On Rankings

Econ B2000

Kevin R Foster, CCNY

Fall 2012

 

 

We often see statistics reported that rank a number of different units based on a number of different measures of outcomes.  For instance, these could be the US News ranking of colleges, or magazine rankings of city livability, or sports rankings of college teams, or any of a multitude of different things.  We would hope that statistics could provide some simple formulas; we would hope in vain.

 

In the simplest case, if there is just a single measured variable, we can rank units based on this single measure, however even in this case there is rarely a clear way of specifying which rankings are based on differences that are large and which are small.  (The statistical theory is based on "order statistics.")  If the outcome measure has, for example, a normal distribution, then there will be  large number of units with outcomes right around the middle, so even small measurement errors can make a big difference to ranking.

 

In the more complicated (and more common) case, we have a variety of measures of outcomes and want to rank units based on some amalgamation of these outcomes.  A case where a large number of inputs generates a single unit output looks like a utility function from micro theory: I face a choice of hundreds (or thousands) of different goods, which I put into a single ranking: I say that the utility of some bundle of goods is higher than the utility of some other bundle and so would rank it higher (even if both were affordable).

 

However there is no way to generate a composite utility function that completely and successfully takes account of the information of individual choices!  (This result is due to CCNY alumnus and Nobel Laureate Ken Arrow.)

 

Many rankings take an equal weighting of each item, but there is absolutely no good reason to do this generally: why would we believe that each measure is equally valid?  Some rankings might arbitrarily choose weights, or take a separate survey to find weights (equally problematic!).  You could average what fraction of measures achieve some hurdle.

 

One possible way around this problem is to just ask for people's rankings (let them figure out what weights to use in their own utility functions) and report some aggregation. However here again there is no single method that is guaranteed to give correct aggregations.  Some surveys ask people to rank units from 1-20, then add the rankings and the unit with the lowest number wins.  But what if some people rank number 1 as far ahead of all of their competitors, while others see the top 3 as tight together?  This distance information is omitted from the rankings.  Some surveys might, instead, give 10 points for a #1 ranking, 8 points for #2, and so on – but again this presupposes some distance between the ranks.

 

This is not to say that ranking is hopeless or never informative, just that there is no single path that will inerrantly give the correct result.  Working through the rankings, an analyst might determine that a broad swathe of weights upon the various measures would all give similar rankings to certain outliers.  It would be useful to know that a particular unit is almost always ranked near the top while some other one is nearly always at the bottom.

Examples:

Education: College rankings try to combine student/faculty ratios, measures of selectivity, SAT scores, GPA; some add in numbers of bars near campus or the prestige of journals in which faculty publish.  What is best?  School teachers face efforts to rank them, by student test score improvements as well as other factors; schools and districts are ranked by a variety of measures.

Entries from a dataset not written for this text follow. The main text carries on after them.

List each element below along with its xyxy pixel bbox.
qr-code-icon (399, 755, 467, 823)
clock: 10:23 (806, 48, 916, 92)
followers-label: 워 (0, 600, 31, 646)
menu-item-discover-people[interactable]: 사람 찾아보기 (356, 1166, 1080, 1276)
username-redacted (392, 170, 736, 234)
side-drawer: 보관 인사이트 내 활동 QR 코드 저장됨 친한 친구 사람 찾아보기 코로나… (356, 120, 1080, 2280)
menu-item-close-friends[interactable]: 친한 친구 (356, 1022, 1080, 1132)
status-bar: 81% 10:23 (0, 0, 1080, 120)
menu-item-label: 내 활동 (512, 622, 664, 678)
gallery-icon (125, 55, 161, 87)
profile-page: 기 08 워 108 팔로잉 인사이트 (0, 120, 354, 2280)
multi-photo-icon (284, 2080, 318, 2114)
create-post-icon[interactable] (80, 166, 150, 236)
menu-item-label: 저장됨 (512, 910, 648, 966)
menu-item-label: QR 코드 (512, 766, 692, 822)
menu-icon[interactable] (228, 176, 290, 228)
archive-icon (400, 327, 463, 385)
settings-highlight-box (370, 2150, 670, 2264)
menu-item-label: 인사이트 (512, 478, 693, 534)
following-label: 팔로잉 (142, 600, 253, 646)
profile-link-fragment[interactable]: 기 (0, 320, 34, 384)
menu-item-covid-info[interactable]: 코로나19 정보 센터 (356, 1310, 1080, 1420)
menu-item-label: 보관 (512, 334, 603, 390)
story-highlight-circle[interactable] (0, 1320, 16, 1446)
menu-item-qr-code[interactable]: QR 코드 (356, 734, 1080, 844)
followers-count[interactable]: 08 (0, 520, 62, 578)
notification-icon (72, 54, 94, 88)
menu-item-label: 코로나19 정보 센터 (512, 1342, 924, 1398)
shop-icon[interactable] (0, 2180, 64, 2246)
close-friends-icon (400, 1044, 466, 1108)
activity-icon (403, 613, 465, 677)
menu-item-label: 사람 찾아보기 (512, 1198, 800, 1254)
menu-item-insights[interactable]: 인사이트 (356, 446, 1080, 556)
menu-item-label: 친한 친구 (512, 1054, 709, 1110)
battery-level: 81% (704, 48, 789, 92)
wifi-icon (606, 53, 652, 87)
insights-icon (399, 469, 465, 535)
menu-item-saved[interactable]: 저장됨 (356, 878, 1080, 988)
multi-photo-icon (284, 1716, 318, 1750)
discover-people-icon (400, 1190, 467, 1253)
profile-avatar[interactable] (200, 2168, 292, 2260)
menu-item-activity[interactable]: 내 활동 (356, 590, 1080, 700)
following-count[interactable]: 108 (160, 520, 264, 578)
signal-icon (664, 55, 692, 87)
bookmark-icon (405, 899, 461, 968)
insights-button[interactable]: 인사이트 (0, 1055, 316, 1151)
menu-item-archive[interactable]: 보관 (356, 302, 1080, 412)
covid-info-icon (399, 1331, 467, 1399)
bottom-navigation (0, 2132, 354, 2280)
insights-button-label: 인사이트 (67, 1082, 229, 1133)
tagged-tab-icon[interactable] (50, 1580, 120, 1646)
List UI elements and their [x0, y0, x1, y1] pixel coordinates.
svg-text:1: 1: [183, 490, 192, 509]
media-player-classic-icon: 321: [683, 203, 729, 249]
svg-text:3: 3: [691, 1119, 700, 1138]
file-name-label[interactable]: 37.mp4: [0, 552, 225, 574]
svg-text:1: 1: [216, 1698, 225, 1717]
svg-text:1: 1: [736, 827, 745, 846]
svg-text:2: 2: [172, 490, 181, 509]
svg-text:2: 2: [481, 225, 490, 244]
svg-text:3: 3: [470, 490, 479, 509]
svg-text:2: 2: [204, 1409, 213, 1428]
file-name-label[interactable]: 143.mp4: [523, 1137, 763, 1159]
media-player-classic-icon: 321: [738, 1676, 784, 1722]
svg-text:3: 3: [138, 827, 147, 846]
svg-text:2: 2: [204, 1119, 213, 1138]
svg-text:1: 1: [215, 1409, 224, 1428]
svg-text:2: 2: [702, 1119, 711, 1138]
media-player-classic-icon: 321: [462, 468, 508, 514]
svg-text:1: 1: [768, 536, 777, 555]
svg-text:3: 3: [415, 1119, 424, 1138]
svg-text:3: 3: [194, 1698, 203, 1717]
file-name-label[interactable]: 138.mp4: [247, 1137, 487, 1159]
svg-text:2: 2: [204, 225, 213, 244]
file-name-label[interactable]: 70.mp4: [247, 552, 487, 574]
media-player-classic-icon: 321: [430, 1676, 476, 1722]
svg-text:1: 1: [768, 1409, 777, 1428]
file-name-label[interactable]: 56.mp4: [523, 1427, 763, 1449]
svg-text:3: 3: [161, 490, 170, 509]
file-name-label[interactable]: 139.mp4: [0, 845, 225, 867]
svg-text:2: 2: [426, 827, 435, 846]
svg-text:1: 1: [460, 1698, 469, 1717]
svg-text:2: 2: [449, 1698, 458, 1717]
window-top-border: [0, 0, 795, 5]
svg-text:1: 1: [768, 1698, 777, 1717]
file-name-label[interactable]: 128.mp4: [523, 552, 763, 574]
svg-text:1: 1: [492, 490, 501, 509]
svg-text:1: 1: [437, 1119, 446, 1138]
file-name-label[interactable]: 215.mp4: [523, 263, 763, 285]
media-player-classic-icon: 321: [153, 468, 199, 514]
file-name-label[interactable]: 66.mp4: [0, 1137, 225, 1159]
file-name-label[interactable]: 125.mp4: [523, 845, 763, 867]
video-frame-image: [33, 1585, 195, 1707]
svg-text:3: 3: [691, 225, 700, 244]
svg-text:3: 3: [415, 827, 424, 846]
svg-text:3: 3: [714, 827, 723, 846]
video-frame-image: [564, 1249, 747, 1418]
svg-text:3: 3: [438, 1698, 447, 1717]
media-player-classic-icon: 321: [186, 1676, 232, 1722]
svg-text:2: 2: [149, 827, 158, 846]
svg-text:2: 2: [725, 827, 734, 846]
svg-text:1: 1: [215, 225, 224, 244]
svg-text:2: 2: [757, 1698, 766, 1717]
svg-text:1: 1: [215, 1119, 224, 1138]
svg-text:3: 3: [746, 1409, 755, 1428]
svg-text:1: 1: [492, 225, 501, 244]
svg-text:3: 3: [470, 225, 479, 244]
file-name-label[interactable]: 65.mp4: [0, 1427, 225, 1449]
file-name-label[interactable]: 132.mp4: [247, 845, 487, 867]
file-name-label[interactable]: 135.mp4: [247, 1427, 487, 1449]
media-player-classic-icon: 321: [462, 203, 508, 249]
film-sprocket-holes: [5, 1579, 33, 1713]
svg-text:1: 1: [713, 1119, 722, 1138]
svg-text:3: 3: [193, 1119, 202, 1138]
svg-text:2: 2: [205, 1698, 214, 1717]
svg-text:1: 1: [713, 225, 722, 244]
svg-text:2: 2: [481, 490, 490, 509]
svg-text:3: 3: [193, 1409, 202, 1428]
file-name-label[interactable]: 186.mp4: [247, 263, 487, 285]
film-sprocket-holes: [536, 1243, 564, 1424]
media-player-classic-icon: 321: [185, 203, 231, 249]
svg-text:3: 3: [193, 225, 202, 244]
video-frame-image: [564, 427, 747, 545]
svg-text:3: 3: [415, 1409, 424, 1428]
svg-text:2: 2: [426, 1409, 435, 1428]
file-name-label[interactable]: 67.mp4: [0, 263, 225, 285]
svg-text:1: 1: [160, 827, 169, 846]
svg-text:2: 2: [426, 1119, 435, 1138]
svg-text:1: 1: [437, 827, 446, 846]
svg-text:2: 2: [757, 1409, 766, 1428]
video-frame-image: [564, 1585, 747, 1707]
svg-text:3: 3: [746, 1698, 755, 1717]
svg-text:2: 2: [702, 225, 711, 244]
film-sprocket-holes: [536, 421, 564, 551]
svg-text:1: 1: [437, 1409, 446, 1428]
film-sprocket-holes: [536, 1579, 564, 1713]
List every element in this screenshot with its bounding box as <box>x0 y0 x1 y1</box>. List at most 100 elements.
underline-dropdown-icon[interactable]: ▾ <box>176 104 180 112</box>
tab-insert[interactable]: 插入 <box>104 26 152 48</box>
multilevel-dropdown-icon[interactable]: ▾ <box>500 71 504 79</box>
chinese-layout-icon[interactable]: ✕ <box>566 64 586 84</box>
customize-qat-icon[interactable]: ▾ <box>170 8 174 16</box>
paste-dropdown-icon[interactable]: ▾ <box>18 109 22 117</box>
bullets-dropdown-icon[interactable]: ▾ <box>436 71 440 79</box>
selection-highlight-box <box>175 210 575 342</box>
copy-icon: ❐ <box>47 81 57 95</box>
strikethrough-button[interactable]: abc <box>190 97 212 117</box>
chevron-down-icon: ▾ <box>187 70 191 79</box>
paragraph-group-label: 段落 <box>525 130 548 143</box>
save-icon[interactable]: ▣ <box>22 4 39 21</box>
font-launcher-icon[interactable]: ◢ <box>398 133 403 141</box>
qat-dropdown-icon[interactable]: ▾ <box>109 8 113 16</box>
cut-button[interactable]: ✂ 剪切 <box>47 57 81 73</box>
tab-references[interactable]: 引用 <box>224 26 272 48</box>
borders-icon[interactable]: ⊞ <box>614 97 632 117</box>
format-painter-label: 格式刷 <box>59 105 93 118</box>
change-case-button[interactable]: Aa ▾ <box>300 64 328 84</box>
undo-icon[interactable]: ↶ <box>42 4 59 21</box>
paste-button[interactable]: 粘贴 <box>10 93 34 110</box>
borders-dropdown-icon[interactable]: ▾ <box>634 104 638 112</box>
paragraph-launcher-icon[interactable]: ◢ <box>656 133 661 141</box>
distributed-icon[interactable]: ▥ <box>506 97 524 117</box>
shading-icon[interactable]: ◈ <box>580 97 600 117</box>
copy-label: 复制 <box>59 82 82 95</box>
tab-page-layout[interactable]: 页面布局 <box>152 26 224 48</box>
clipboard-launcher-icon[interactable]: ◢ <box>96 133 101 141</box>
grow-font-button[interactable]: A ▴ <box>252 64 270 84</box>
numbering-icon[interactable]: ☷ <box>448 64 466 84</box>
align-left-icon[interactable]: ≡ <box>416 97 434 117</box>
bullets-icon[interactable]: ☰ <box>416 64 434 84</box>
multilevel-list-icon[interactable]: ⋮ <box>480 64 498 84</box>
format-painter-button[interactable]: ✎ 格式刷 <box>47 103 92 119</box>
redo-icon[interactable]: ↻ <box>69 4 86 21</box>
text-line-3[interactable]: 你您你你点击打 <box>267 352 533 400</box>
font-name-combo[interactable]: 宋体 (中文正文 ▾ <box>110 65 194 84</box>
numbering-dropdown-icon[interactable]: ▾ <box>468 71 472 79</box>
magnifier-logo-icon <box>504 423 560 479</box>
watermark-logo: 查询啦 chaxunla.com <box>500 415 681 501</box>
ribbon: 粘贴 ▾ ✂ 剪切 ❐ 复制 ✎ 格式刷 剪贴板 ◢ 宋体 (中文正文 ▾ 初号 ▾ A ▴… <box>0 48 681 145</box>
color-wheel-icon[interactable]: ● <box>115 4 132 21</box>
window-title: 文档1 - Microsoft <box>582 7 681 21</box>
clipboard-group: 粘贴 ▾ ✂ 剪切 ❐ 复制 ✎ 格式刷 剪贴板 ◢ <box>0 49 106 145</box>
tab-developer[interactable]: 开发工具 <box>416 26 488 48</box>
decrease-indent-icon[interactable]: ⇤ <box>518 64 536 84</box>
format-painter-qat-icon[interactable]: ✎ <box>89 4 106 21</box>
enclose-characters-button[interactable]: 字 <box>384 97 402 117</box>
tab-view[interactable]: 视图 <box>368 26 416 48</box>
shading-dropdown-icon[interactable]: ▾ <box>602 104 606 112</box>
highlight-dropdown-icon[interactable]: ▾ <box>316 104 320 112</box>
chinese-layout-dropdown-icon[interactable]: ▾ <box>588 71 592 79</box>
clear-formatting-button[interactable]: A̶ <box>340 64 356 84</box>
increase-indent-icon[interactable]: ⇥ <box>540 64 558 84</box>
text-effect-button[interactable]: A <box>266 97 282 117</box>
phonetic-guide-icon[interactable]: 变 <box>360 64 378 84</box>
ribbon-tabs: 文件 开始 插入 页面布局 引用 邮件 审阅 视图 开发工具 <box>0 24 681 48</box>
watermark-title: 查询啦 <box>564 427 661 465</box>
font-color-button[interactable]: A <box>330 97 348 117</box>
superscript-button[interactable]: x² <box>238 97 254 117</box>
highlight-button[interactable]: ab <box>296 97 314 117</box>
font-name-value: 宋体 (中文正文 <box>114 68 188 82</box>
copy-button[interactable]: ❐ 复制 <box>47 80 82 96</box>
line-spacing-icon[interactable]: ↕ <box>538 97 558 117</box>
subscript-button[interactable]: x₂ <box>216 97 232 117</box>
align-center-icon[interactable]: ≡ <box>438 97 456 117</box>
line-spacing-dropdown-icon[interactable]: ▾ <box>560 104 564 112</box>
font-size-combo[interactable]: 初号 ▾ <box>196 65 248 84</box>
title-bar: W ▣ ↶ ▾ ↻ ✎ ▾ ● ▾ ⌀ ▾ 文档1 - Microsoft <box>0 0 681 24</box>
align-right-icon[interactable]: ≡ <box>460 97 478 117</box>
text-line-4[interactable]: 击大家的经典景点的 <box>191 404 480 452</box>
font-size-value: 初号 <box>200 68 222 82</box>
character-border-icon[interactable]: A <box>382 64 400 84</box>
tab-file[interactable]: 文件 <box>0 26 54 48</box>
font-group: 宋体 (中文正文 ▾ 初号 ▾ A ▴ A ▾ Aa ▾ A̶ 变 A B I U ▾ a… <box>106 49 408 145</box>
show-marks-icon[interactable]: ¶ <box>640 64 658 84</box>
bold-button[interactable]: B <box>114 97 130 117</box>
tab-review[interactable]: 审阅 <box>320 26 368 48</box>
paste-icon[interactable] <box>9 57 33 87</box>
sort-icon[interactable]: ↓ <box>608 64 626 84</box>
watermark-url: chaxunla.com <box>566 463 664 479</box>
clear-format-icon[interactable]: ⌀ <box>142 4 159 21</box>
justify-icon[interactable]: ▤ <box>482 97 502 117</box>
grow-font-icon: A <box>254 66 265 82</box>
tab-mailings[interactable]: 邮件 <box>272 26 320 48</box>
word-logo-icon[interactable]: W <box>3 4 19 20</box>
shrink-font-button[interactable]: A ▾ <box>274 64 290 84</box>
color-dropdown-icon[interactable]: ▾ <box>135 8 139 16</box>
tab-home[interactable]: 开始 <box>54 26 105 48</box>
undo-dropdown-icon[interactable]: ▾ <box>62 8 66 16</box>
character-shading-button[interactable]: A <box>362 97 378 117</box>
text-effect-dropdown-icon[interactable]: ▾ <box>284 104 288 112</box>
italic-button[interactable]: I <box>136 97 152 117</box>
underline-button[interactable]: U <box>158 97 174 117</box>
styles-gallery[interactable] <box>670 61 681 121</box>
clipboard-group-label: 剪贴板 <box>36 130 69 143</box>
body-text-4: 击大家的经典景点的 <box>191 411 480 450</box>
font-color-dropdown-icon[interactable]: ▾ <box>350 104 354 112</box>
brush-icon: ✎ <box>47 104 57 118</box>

Sports might seem to have it relatively easy since there is a single ranking given by pre-arranged rules, but still fans can argue: a team has a good offense because they scored a lot (even though some other team won more games); some players are better on defense but worse on offense.  Sports Illustrated tried to rank the 100 all-time best sports stars, somehow comparing baseball player Babe Ruth with the race horse Secretariat!  Most magazines know that rankings drive sales and give buzz.

Food nutrition trades off calories, fat content, fiber, vitamin and mineral content; who is to say whether kale or blueberries are healthier?  Aren't interaction effects important?  Someone trying to lose weight would make a very different ranking than someone training for a marathon.

Sustainability or "green" rankings are difficult: there are so many trade-offs!  If we care about global warming then we look at CO2 emissions, but what about other pollutants?  Is nuclear power better than natural gas?  Ethical consumption might also consider the material conditions of workers (fair-trade coffee or no-sweatshop clothing) or other considerations.

Politics: which political party is better for the economy?  Could measure stock returns or unemployment rate or GDP growth or hundreds of others.  Average wage or median earnings (household or individual)?  Each set of measures could give different results.  You can try this yourself, get some data from FRED (http://research.stlouisfed.org/fred2/) and go wild.

 

Other Ignorant Beliefs

 

While I'm working to extirpate popular heresies, let me address another one, which is particularly common when the Olympics roll around: the extraordinary belief that outliers can give useful information about the average value.  We hear these judgments all of the time: some country wins an unusual number of Olympic medals, thus the entire population of the country must be unusually skilled at this task.  Or some gender/race/ethnicity is overrepresented in a certain profession thus that gender/race/ethnicity is more skilled on average.  Or a school has a large number of winners of national competitions, thus the average is higher.

 

Statistically speaking, the extreme values of a distribution depend on many parameters such as the higher moments.  If I have two distributions with the exact same mean, standard deviation, and skewness, but different values of kurtosis, then one distribution will systematically have higher extremes (by definition of kurtosis).